TIST Journal 2023 Journal Article

A Semantically Driven Hybrid Network for Unsupervised Entity Alignment

  • Jia Li
  • Dandan Song
  • Zhijing Wu

The major challenge in the task of entity alignment (EA) lies in the heterogeneity of the knowledge graph. The traditional solution to EA is to first map entities to the same space via knowledge embedding and then calculate the similarity between entities from different knowledge graphs. However, these methods mainly rely on manually labeled seeds of EA, which limits their applicability. Some researchers have begun using pseudo-labels rather than seeds for unsupervised EA. However, directly using pseudo-labels causes new problems, such as noise in the pseudo-labels. In this article, we propose a model called the Semantically Driven Hybrid Network (SDHN) to reduce the impact of noise in the pseudo-labels on the performance of EA models. The SDHN consists of two modules: a Teacher–Student Network (TSN) and a Rotation and Penalty (RAP) module.
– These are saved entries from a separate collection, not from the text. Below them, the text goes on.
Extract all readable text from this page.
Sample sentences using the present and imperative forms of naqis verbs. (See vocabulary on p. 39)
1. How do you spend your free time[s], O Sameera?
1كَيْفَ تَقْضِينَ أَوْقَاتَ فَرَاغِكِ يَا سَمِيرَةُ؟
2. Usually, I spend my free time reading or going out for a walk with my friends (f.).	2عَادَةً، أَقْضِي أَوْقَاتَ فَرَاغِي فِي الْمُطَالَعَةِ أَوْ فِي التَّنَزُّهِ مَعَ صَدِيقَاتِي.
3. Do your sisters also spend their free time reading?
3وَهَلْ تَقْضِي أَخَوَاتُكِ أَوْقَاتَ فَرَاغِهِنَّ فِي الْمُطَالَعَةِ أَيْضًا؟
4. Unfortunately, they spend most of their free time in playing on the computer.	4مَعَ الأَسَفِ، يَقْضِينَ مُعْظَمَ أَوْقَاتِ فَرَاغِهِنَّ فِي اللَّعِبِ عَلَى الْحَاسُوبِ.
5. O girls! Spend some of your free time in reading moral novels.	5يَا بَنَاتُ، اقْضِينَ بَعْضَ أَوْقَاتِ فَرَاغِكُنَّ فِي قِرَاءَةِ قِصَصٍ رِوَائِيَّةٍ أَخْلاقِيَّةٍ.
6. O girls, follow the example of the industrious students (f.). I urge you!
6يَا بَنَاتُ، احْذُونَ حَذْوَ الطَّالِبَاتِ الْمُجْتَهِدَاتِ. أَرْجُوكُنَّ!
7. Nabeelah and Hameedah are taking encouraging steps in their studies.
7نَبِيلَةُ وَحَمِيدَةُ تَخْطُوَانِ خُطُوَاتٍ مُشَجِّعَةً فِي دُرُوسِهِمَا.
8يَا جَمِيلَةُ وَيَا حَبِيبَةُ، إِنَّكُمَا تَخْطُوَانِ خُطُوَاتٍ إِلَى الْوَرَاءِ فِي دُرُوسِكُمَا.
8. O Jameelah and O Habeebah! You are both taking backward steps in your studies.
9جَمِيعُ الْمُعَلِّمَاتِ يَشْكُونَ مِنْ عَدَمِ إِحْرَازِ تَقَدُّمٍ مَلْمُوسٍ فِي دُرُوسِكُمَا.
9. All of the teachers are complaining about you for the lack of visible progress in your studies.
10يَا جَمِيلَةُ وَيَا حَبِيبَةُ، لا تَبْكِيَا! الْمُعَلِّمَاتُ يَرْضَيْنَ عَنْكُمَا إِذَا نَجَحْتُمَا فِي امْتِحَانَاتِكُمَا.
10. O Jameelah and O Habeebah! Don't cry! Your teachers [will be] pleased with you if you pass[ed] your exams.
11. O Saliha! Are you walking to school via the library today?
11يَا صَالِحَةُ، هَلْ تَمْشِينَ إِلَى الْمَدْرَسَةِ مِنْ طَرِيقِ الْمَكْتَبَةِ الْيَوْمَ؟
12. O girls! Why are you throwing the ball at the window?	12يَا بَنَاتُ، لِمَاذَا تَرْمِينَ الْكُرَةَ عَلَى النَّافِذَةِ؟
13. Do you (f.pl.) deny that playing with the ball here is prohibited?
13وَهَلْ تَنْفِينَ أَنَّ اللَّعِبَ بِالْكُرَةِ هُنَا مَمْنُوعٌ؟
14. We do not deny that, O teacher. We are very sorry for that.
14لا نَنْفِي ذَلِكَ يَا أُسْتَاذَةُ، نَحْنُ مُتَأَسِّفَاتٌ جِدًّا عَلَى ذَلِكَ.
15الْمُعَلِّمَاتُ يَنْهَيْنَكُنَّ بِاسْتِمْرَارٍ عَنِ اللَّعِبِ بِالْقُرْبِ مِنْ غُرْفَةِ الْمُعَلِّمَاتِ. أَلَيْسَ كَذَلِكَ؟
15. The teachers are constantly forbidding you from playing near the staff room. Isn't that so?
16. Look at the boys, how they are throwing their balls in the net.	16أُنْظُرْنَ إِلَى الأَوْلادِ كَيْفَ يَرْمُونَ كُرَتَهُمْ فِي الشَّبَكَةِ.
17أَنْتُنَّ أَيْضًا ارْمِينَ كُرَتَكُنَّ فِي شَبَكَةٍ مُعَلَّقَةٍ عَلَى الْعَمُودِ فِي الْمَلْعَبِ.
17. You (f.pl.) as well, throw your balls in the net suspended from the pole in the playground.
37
The TSN module reduces the impact of noise in two ways: (1) The TSN’s teacher network guides its student network to construct pseudo-labels based on semantic information instead of directly creating pseudo-labels. (2) It adaptively fuses semantic information into student networks to improve the final representation of entity embedding. Finally, the TSN enhances the performance of models of entity alignment via the RAP module. The results of experiments on multiple benchmark datasets showed that the SDHN outperforms state-of-the-art models.

AAAI Conference 2020 Short Paper

A Multi-Task Learning Machine Reading Comprehension Model for Noisy Document (Student Abstract)

  • Zhijing Wu
  • Hua Xu

Current neural models for Machine Reading Comprehension (MRC) have achieved successful performance in recent years. However, the model is too fragile and lack robustness to tackle the imperceptible adversarial perturbations to the input. In this work, we propose a multi-task learning MRC model with a hierarchical knowledge enrichment to further improve the robustness for noisy document. Our model follows a typical encode-align-decode framework. Additionally, we apply a hierarchical method of adding background knowledge into the model from coarse-to-fine to enhance the language representations. Besides, we optimize our model by jointly training the answer span and unanswerability prediction, aiming to improve the robustness to noise. Experiment results on benchmark datasets confirm the superiority of our method, and our method can achieve competitive performance compared with other strong baselines.